I smoke my salmon in either my big or little chief smoker depending on how much I have. The chief smokers are great for fish. The lower smoking temps help the fish to dry out quite a bit. Some people prefer salmon that is moist, but I find it won't keep as long in the fridge.  I prefer my smoked salmon to be a bit on the dryer side. 

Your method looks fine....I just think you could cut back on the amount of salt...and the time in the brine.

Good Luck!


----------



## chuckwagonbbqco

I use a combo of Turbinado sugar, kosher salt, Hungarian paprika, Cracked black pepper and slight amount of cayenne pepper.

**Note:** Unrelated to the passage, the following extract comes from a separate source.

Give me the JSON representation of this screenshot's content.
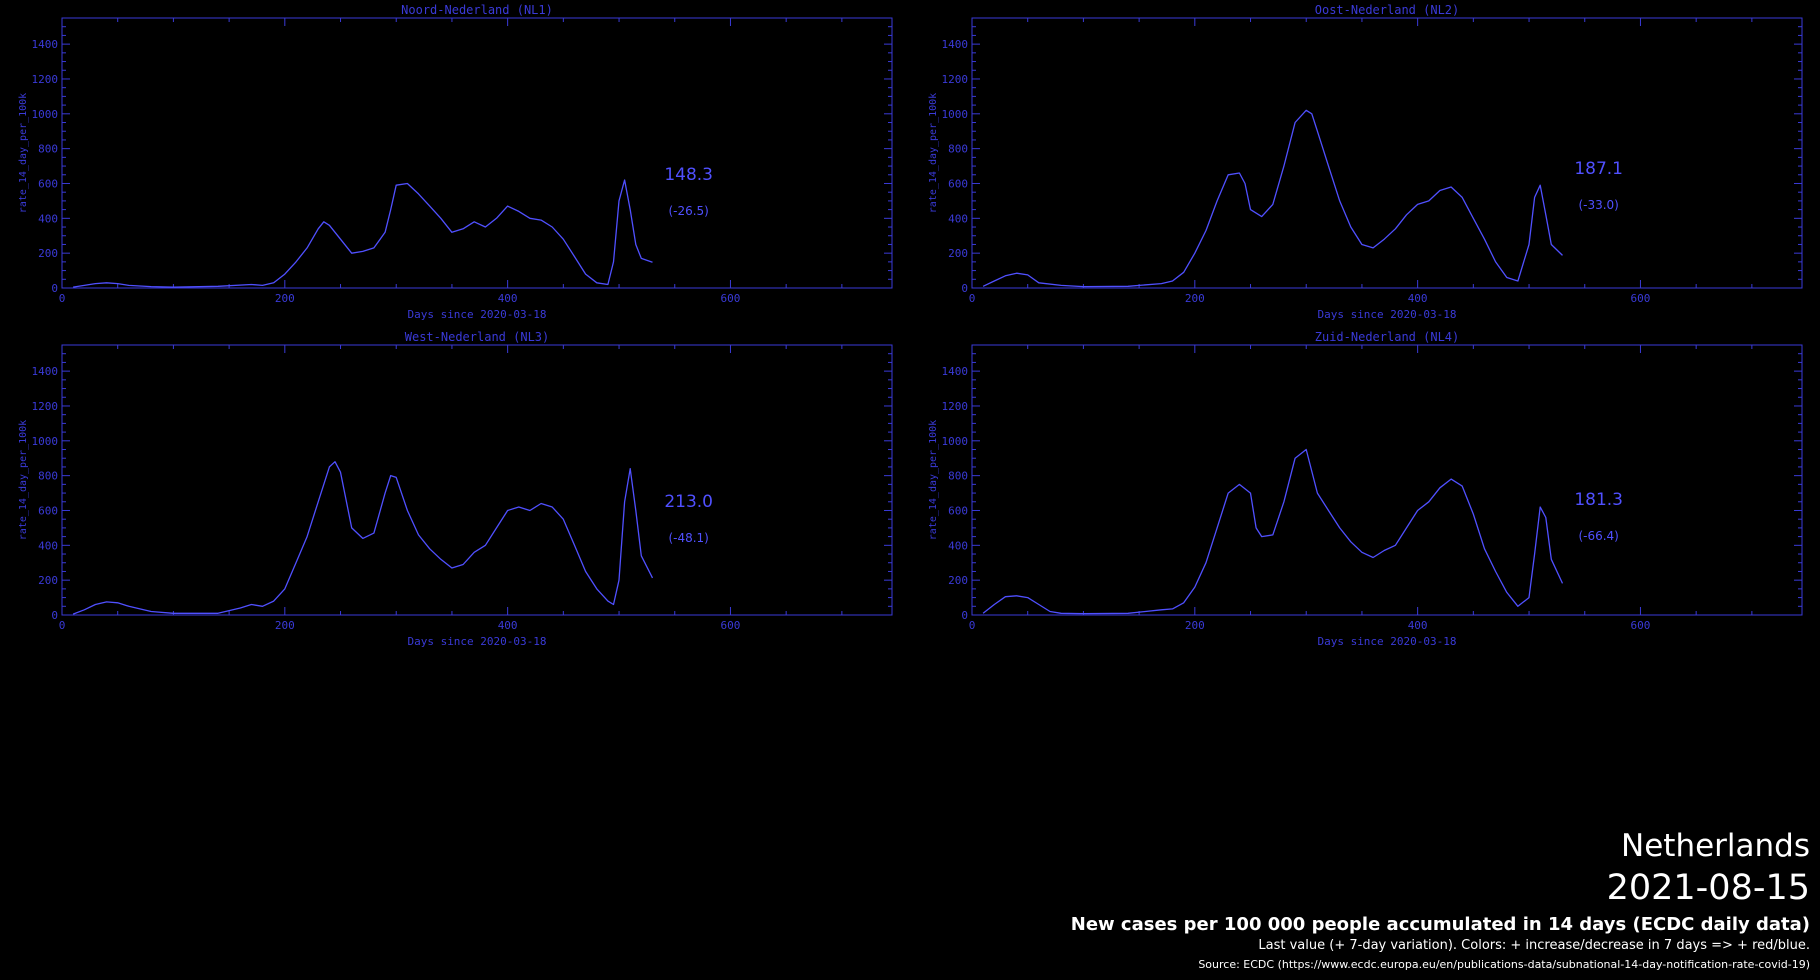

Just as I put it in the smoker I grate some fresh gingerroot coarsly onto the salmon


----------



## bell3000

If I  brine for 24 hrs it is always in a liquid. If I rub salt directly onto the fish 1 1/2 to 3 hrs depending on the size. For a 2lb salmon fillet it would be 1 1/2 hrs dry or over night in liquid. I always rinse off with water, pat dry with paper towels, and allow 2-3 hrs to air dry before smoking. The surface gets tacky and has a sheen, this helps the smoke stick, so I am told, and always do it this way. This works for me with salmon, amber jack and other ocean fish. I hot smoke (20 mins for 2lb fillet) or slow smoke at 150 - 200 until thermometer says 135-145 deg F internal temp, 3-4 hrs.

To work out my salt I put a potato in the water and start dissolving salt. When the potato floats then you have enough salt.


----------



## wiljm1

rbranstner said:


> I should have added that YES I am curing my salmon for 24 hours before I smoke it. The recipe is as follows.
> 1 cup kosher salt, 1/2 cup sugar, >1/2 cup dark brown sugar, 1 tablespoon crushed black peppercorns.
> You put glad wrap down then put 1/3 of the cure place fillet #1 skin side down then place another 1/3 of cure on the meat side of fillet #1 then place place fillet #2 on top of fillet #1 so the two meat sides are touching then place the final 1/3 of cure on top of fillet #2 on the skin and place in the fridge for 24 hours and flip once.
> Does anyone else cure their fillets before smoking them? I like the brown sugar on there but that salt really penetrates the fillets especially if you have a fillet with no skin. I tried cutting back on the salt but it is still on the salty side. I will try soaking it for a while next time. I am also going to add some honey and brown sugar on the top of the meat when I smoke it.


I use this exact same rub and curing method. After the curing process I rinse very, very, very well and even rub the meat with my hands under a stream of water. As long as I do that, it's not too salty. It can be very salty if I don't though. Everyone who's tried it has said it's the best they've had. I get people asking me to make it for them all the time. I've never though to try any other method or rubs as this comes out so well for me. It's never dried out and it's not salty as long as I rinse very well. I smoke with charcoal and hickory in a water smoker at 225 for about 1-2 hours until it hits 150.


----------



## subsailor618

1/3 cup bourbon
1/4 cup brown sugar
2 - 3 tbsp honey
kosher or sea salt - about 1 to 1 1/2 teaspoons
fresh ground black pepper to taste

Mix well and paint it on your filet. Let sit for at least an hour in the fridge. I use apple wood soaked in a bit of water and bourbon. Hot smoke til done, about 145 to 150F internal temp. In the spring we like to serve this with sauteed fiddlehead ferns using the end of last year's salmon.


----------